2:38 MECCA TIME, 23:38 GMT
Pakistan organ trade to be examined

It is mainly Pakistan's poor who sell their organs

Pakistan's top legal authority has ordered the health minister to submit a report into the sale of live organs by Friday.
Although outlawed in most countries, the sale of live organs is a thriving and legal business in Pakistan and many of the donors are the country's poor who desperately need the money their organ will fetch.
So-called "transplant tourists" from all over the world flock to private Pakistani hospitals, mainly for kidneys.
The country is now fighting what has ultimately become a lucrative trade in human parts.

Dr Saeed Akhter is one of the world's leading transplant surgeons, and one of the few Pakistani doctors who refuses to operate unless both the donor and recipient are related.

His stance has led him into a battle with his own colleagues to stop the sale of live organs.

He said: "Right now it's become a trade which is a disgrace to the country. So I feel, it happens every day in my practice where someone walks in and says why I can't sell it to you, and we say no, we don't sell organs here."

Organ tourism

Each year hundreds of kidneys are sold to patients who come from abroad, to so called 'organ tourists'.

Poverty stricken villagers feel it's their only option to earn some extra money. Many donors are left with scars and an uncertain future.

With large debts and a new wife and child, Tariq found an agent to sell his kidney.

The agent took a commission and left Tariq with just $150.

Tariq told Al Jazeera how the money changed his life: "For a little while things were okay. Firstly I paid my debts. And then I had to live on some of it myself.

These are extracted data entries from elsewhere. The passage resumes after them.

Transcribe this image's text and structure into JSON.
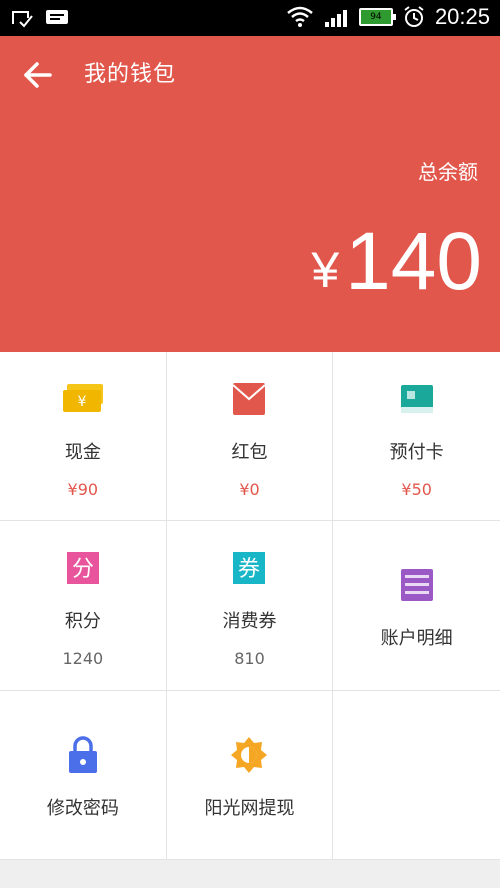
{
  "status_bar": {
    "battery": "94",
    "time": "20:25"
  },
  "header": {
    "title": "我的钱包",
    "balance_label": "总余额",
    "currency": "¥",
    "amount": "140",
    "accent": "#e2574c"
  },
  "grid": {
    "items": [
      {
        "label": "现金",
        "value": "¥90",
        "icon": "cash-icon"
      },
      {
        "label": "红包",
        "value": "¥0",
        "icon": "envelope-icon"
      },
      {
        "label": "预付卡",
        "value": "¥50",
        "icon": "card-icon"
      },
      {
        "label": "积分",
        "value": "1240",
        "icon": "points-icon"
      },
      {
        "label": "消费券",
        "value": "810",
        "icon": "coupon-icon"
      },
      {
        "label": "账户明细",
        "value": "",
        "icon": "account-detail-icon"
      },
      {
        "label": "修改密码",
        "value": "",
        "icon": "lock-icon"
      },
      {
        "label": "阳光网提现",
        "value": "",
        "icon": "sun-icon"
      }
    ]
  },
  "icon_glyphs": {
    "points": "分",
    "coupon": "券"
  }
}
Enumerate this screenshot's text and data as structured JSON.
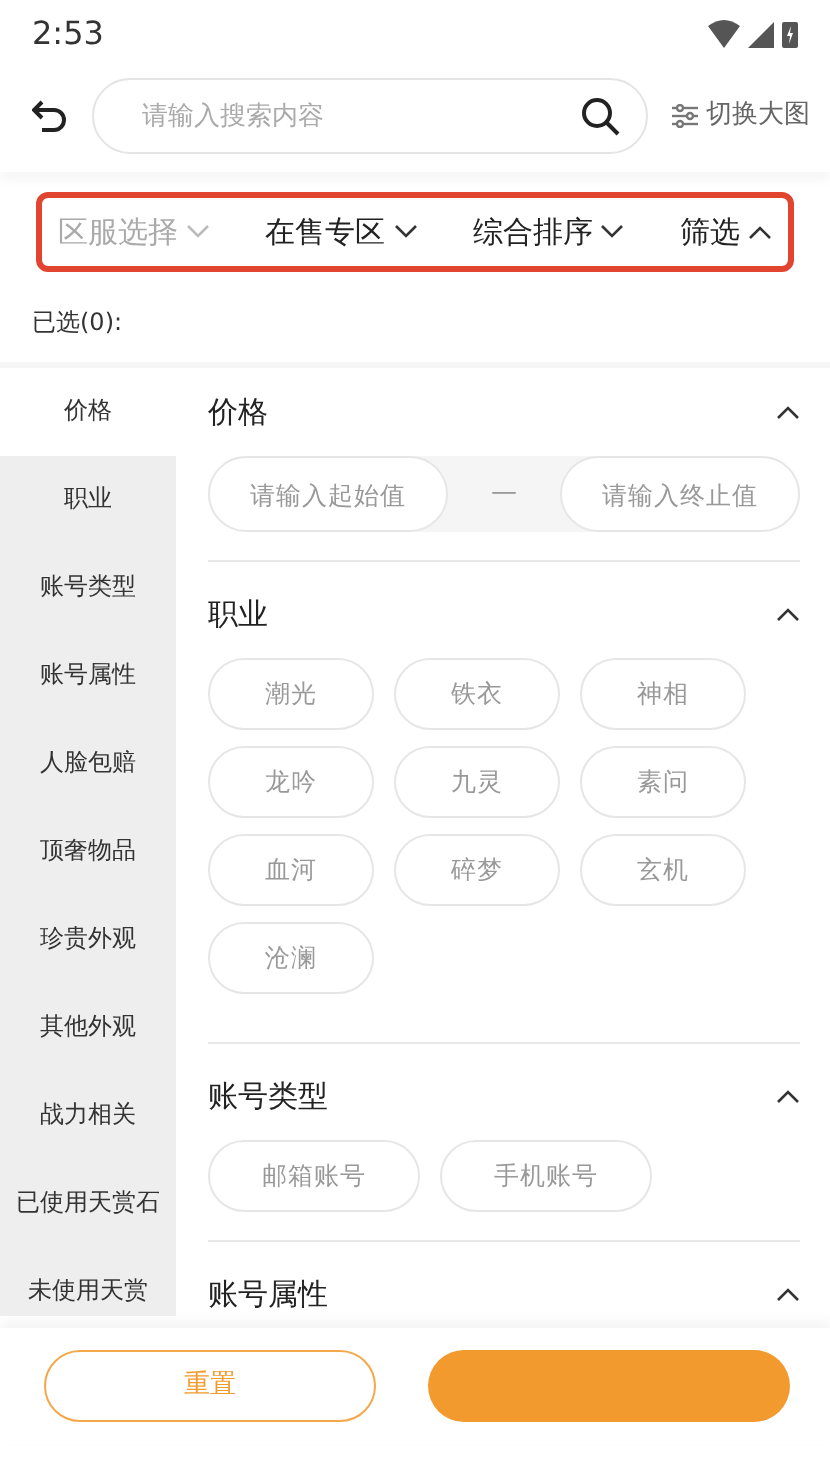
{
  "status_bar": {
    "time": "2:53"
  },
  "search": {
    "placeholder": "请输入搜索内容",
    "switch_label": "切换大图"
  },
  "filter_bar": {
    "highlighted": true,
    "tabs": [
      {
        "label": "区服选择",
        "disabled": true,
        "expanded": false
      },
      {
        "label": "在售专区",
        "disabled": false,
        "expanded": false
      },
      {
        "label": "综合排序",
        "disabled": false,
        "expanded": false
      },
      {
        "label": "筛选",
        "disabled": false,
        "expanded": true
      }
    ]
  },
  "selected_summary": "已选(0):",
  "sidebar": {
    "items": [
      {
        "label": "价格",
        "selected": true
      },
      {
        "label": "职业",
        "selected": false
      },
      {
        "label": "账号类型",
        "selected": false
      },
      {
        "label": "账号属性",
        "selected": false
      },
      {
        "label": "人脸包赔",
        "selected": false
      },
      {
        "label": "顶奢物品",
        "selected": false
      },
      {
        "label": "珍贵外观",
        "selected": false
      },
      {
        "label": "其他外观",
        "selected": false
      },
      {
        "label": "战力相关",
        "selected": false
      },
      {
        "label": "已使用天赏石",
        "selected": false
      },
      {
        "label": "未使用天赏",
        "selected": false
      }
    ]
  },
  "sections": [
    {
      "title": "价格",
      "kind": "range",
      "expanded": true,
      "min_placeholder": "请输入起始值",
      "separator": "—",
      "max_placeholder": "请输入终止值"
    },
    {
      "title": "职业",
      "kind": "options",
      "expanded": true,
      "options": [
        {
          "label": "潮光",
          "selected": false
        },
        {
          "label": "铁衣",
          "selected": false
        },
        {
          "label": "神相",
          "selected": false
        },
        {
          "label": "龙吟",
          "selected": false
        },
        {
          "label": "九灵",
          "selected": false
        },
        {
          "label": "素问",
          "selected": false
        },
        {
          "label": "血河",
          "selected": false
        },
        {
          "label": "碎梦",
          "selected": false
        },
        {
          "label": "玄机",
          "selected": false
        },
        {
          "label": "沧澜",
          "selected": false
        }
      ]
    },
    {
      "title": "账号类型",
      "kind": "options",
      "expanded": true,
      "options": [
        {
          "label": "邮箱账号",
          "selected": false
        },
        {
          "label": "手机账号",
          "selected": false
        }
      ]
    },
    {
      "title": "账号属性",
      "kind": "options",
      "expanded": true
    }
  ],
  "footer": {
    "reset_label": "重置"
  }
}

But I was unable to work for a year because of the operation."

Business transaction

Dr Zahid and his father Colonel Muktar Shah at the Kidney Centre in Rawalpindi have performed over three thousand live organ transplants. It is a service that they say helps those most in need, their patients.

Zahid said that it was not just a business transaction, it was one person saving the life of another.

He said: "If you have no direct relatives who can donate an organ what do you do, stay on dialysis?"

Zahid said that Pakistan has to develop a system of cadaveric transplants which is perfectly allowable in Islamic Law.

Analysts say that supporters of such a plan say it would be relatively simple to implement. Every Pakistani resident would have a donor card, linked to three main trauma centres around the country and organs removed from the dead could easily be transported via the nations' extensive airline network.

It is a plan that Pakistan's leaders have been sitting on for fifteen years, and despite some impressive paper shuffling from the current health minister, successive governments have done nothing to implement the laws and ban the sale of live organs.

Tariq said: "The constitution and Islam says all are equal and therefore there should be no need for a man to sell a kidney to survive.

"I hope no one else, ever has to be in such a position like me, that they would have to consider this."